Function which outputs tensor by reference

qualix · January 15, 2021, 12:26pm

I’m struggling to write a function ConvToToeplitzTr() which takes a conv2d’s weight matrix W as the input, constructs a new matrix using its entries (a Toeplitz matrix representation of the given conv2d, transposed) by reference and returns this new matrix M. Both W and M are then used to calculate the output of the layer.

My goal is for autograd to actually treat the variables in the original conv2d’s weight matrix W, as well as the variables in the output matrix of ConvToToeplitzTr() M as the same and correspondingly accumulate the gradients for each of these variables from both W and M.

The following minimal example already fails to return a tensor by reference:

import torch

def foo(x):
    return torch.stack([x,x])

y = torch.tensor(4)
z = foo(y)
print(z) # [4, 4]
y += 1
print(z) # [4, 4]. Want: [5,5]

albanD · January 15, 2021, 1:03pm

Hi,

I think the notion of “reference” that you want here is what we call view: another Tensor that looks at the same memory.
If you want to do that, you will need to make that you only use functions that return views. You can find more details and the list of these functions here: Tensor Views — PyTorch 1.7.0 documentation

qualix · January 15, 2021, 5:28pm

Hello albanD,

thank you very much for your reply.

I get the idea, but my specific case seems to be somewhat more complicated.

Here’s my actual code, note esp. the assignment to m inside the loops before the return statement:

def convmatrix2d(kernel, image_shape):
    # kernel: (out_channels, in_channels, kernel_height, kernel_width, ...)
    # image: (in_channels, image_height, image_width, ...)
    assert image_shape[0] == kernel.shape[1]
    assert len(image_shape[1:]) == len(kernel.shape[2:])
    result_dims = torch.tensor(image_shape[1:]) - torch.tensor(kernel.shape[2:]) + 1
    m = torch.zeros((
        kernel.shape[0],
        *result_dims,
        *image_shape
    ))
    for i in range(m.shape[1]):
        for j in range(m.shape[2]):
            m[:,i,j,:,i:i+kernel.shape[2],j:j+kernel.shape[3]] = kernel.view(kernel.shape) # Previously: ... = kernel
    return m.flatten(0, len(kernel.shape[2:])).flatten(1)
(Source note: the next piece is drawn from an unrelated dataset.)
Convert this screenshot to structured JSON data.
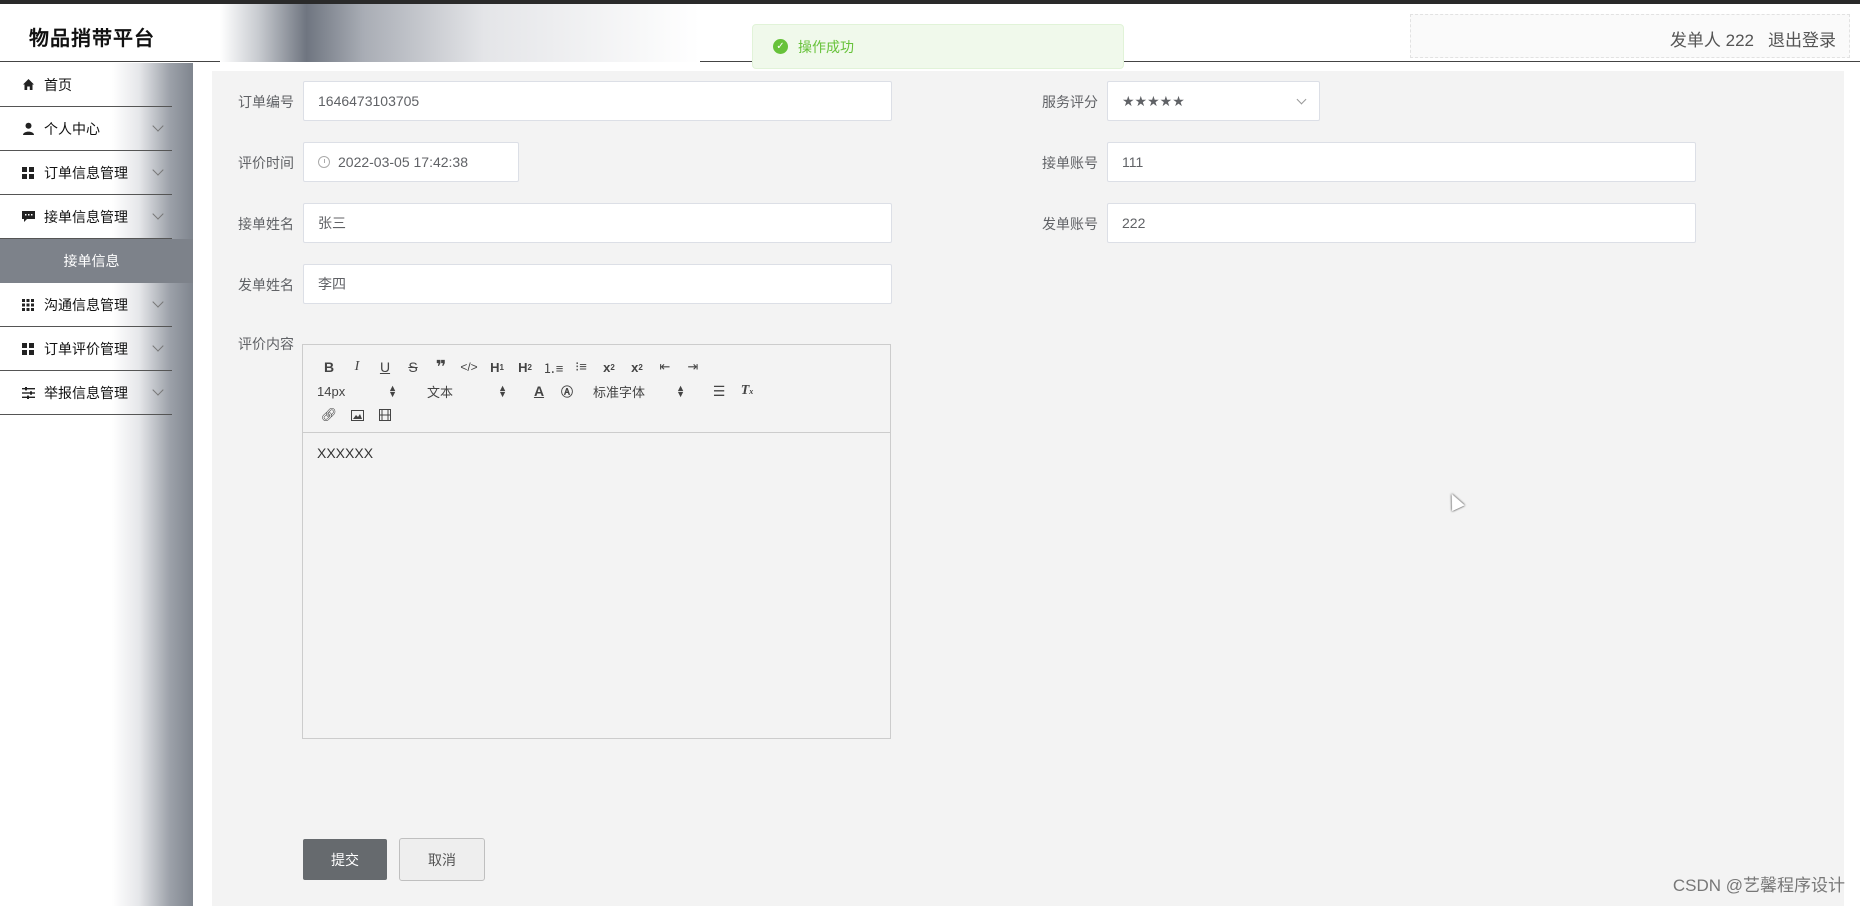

# In forward() of my network:
self.convtest = nn.Conv2d(1, 1, kernel_size=3, padding=1)
output_toeplitz = convmatrix2d(self.convtest.weight, [1, 5, 5])

Even with the addition of .view(), output_toeplitz variable does not change if we now to manually change some values in self.convtest.weight.

albanD · January 15, 2021, 5:44pm

If you want output_toeplitz to change when you update self.convtest.weight, then you have to make sure that you only use ops that are views to get from to the other.
Here you create a Tensor full of zeros that has brand new memory. So this one can’t be a view of kernel.

You might want to use the Unfold class we provide to do that to get a view properly: Unfold — PyTorch 1.7.0 documentation

qualix · January 18, 2021, 12:20pm

My overarching goal, born from a mathematical algorithm, is to calculate a matrix-vector product of the transposed Toeplitz matrix (associated to a convolution kernel) with a vector. It is important that gradients w.r.t. the kernel can be calculated afterwards.

The way I’m trying to go (maybe there’s a better way in PyTorch?) is: somehow build a Toeplitz matrix of a conv2d kernel in such a manner that it still works with autograd, then transpose it, then perform matrix-vector multiplication with it. With the code I’ve posted above I’m able to set up the Toeplitz matrix, however, it indeed duplicates the tensors, which breaks autograd.

I’ve taken a look at Fold/Unfold, thank you. However, I’m not sure how they can help me, since I’m trying to manipulate a convolution kernel. I’m not trying to manipulate an input image (in a block-based manner, which Unfold/Fold facilitate). Maybe I’m not seeing how to use Unfold to achieve my goal.

What would be a good way to do that in PyTorch?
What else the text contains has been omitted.